Hodge attacks Proms: they're narrow and lack the common British values

Ed: I wait with baited breath for a speech by the culture minister in which she shows how Henry VIII was responsible for "separating state and religion" - shurely shome mishtake?

The culture minister, Margaret Hodge, will today criticise the Prom concerts as one of many British cultural events that fail to engender new common values or attract more than a narrow unrepresentative audience.

She will make her remarks in a broad-ranging speech that examines the role culture should play in developing a stronger sense of shared British cultural identity.

Hodge will also suggest that British citizenship ceremonies should be held in places such as castles, theatres, museums, art galleries and historic houses.

In a speech at the IPPR thinktank she will also propose that a commemoration of the 500th anniversary of the accession of Henry VIII to the throne next year could be an opportunity to explore the strengths and weaknesses of British history in the same way that the abolition of slavery last year looked at uncomfortable and sensitive issues.
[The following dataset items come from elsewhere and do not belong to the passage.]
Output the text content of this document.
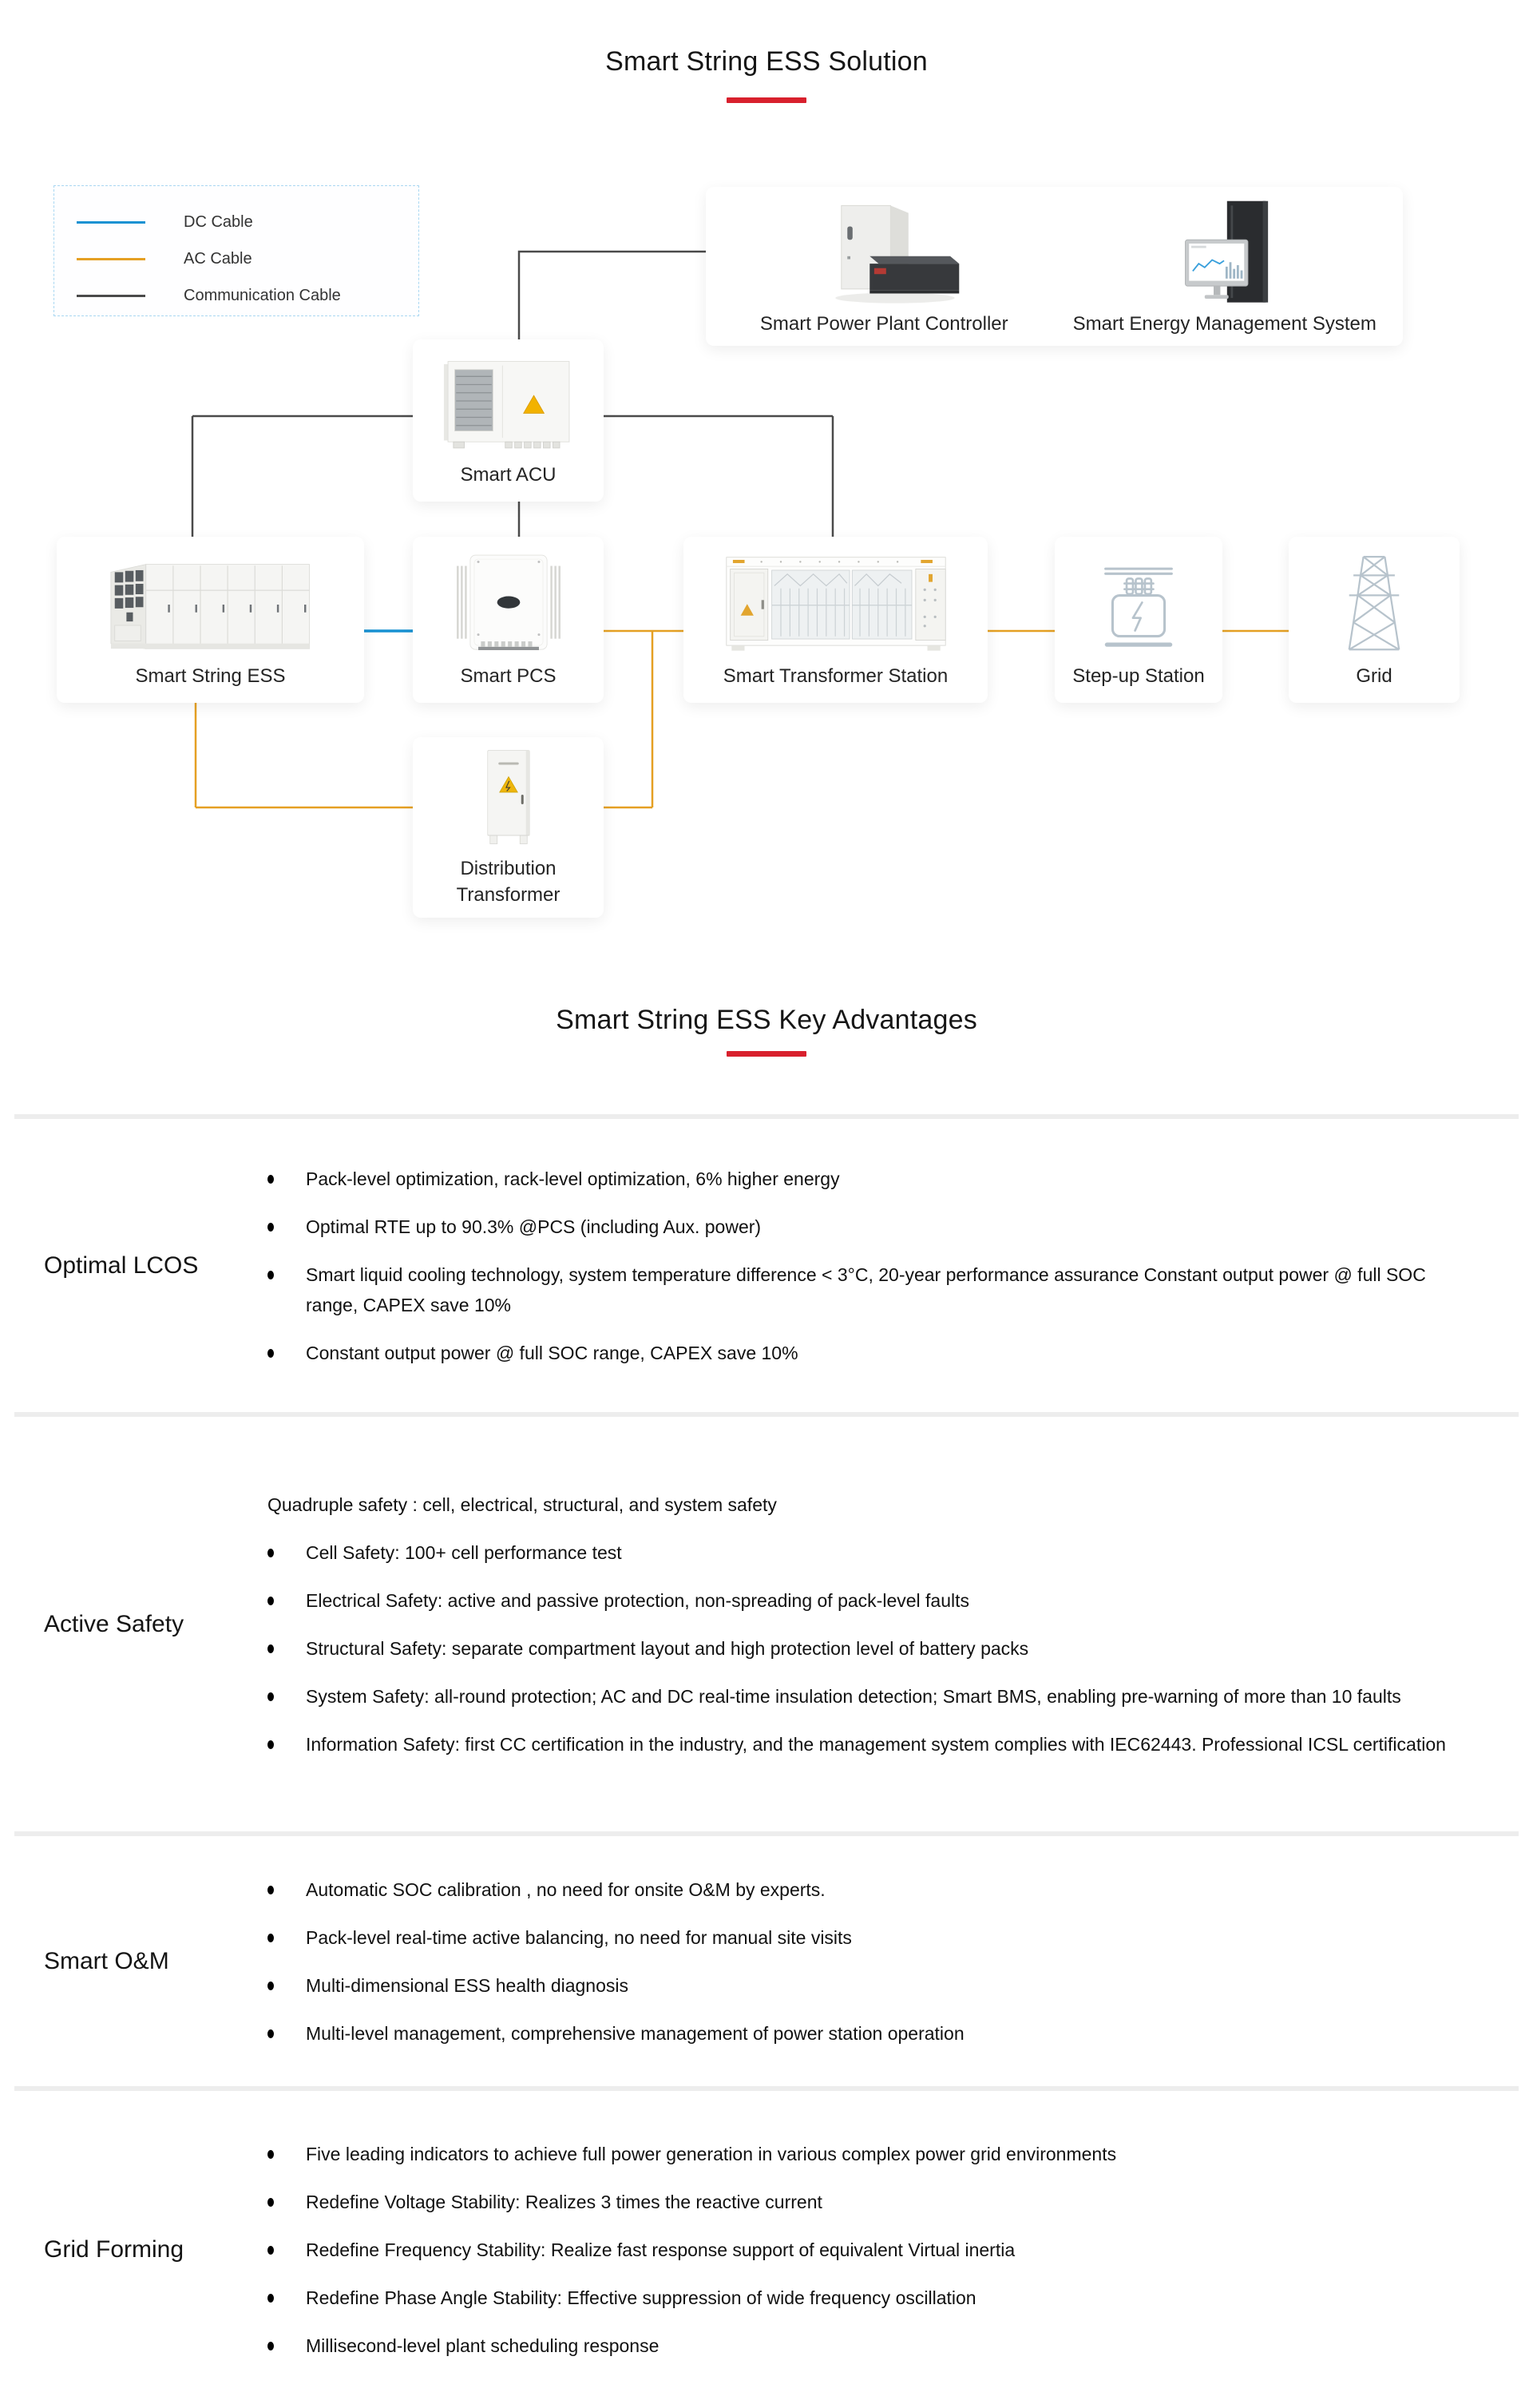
Smart String ESS Solution
DC Cable
AC Cable
Communication Cable
Smart Power Plant Controller	Smart Energy Management System
Smart ACU
Smart String ESS	Smart PCS	Smart Transformer Station	Step-up Station	Grid
Distribution
Transformer
Smart String ESS Key Advantages
Optimal LCOS
Pack-level optimization, rack-level optimization, 6% higher energy
Optimal RTE up to 90.3% @PCS (including Aux. power)
Smart liquid cooling technology, system temperature difference < 3°C, 20-year performance assurance Constant output power @ full SOC range, CAPEX save 10%
Constant output power @ full SOC range, CAPEX save 10%
Active Safety
Quadruple safety : cell, electrical, structural, and system safety
Cell Safety: 100+ cell performance test
Electrical Safety: active and passive protection, non-spreading of pack-level faults
Structural Safety: separate compartment layout and high protection level of battery packs
System Safety: all-round protection; AC and DC real-time insulation detection; Smart BMS, enabling pre-warning of more than 10 faults
Information Safety: first CC certification in the industry, and the management system complies with IEC62443. Professional ICSL certification
Smart O&M
Automatic SOC calibration , no need for onsite O&M by experts.
Pack-level real-time active balancing, no need for manual site visits
Multi-dimensional ESS health diagnosis
Multi-level management, comprehensive management of power station operation
Grid Forming
Five leading indicators to achieve full power generation in various complex power grid environments
Redefine Voltage Stability: Realizes 3 times the reactive current
Redefine Frequency Stability: Realize fast response support of equivalent Virtual inertia
Redefine Phase Angle Stability: Effective suppression of wide frequency oscillation
Millisecond-level plant scheduling response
Insisting that she wants to play a part in championing the role culture can play in building a sense of belonging, she will argue: "All too often our sectors are not at their best when embodying common belongings themselves.

"The audiences for many of our greatest cultural events - I'm thinking in particular of the Proms - is still a long way from demonstrating that people from different backgrounds feel at ease in being part of this.

"I know this is not about making every audience completely representative, but if we claim great things for our sectors in terms of their power to bring people together, then we have a right to expect they will do that wherever they can."

Proposing citizenship ceremonies in Britain's great historic spaces, she will say: "Being made a British citizen in those kind of surroundings allows people to associate their new citizenship with key cultural icons, and then offers them the chance to build a longer-term engagement."

She will admit that Henry VIII's accession, given the more unsavoury parts of his reign, is not a straightforward event to celebrate.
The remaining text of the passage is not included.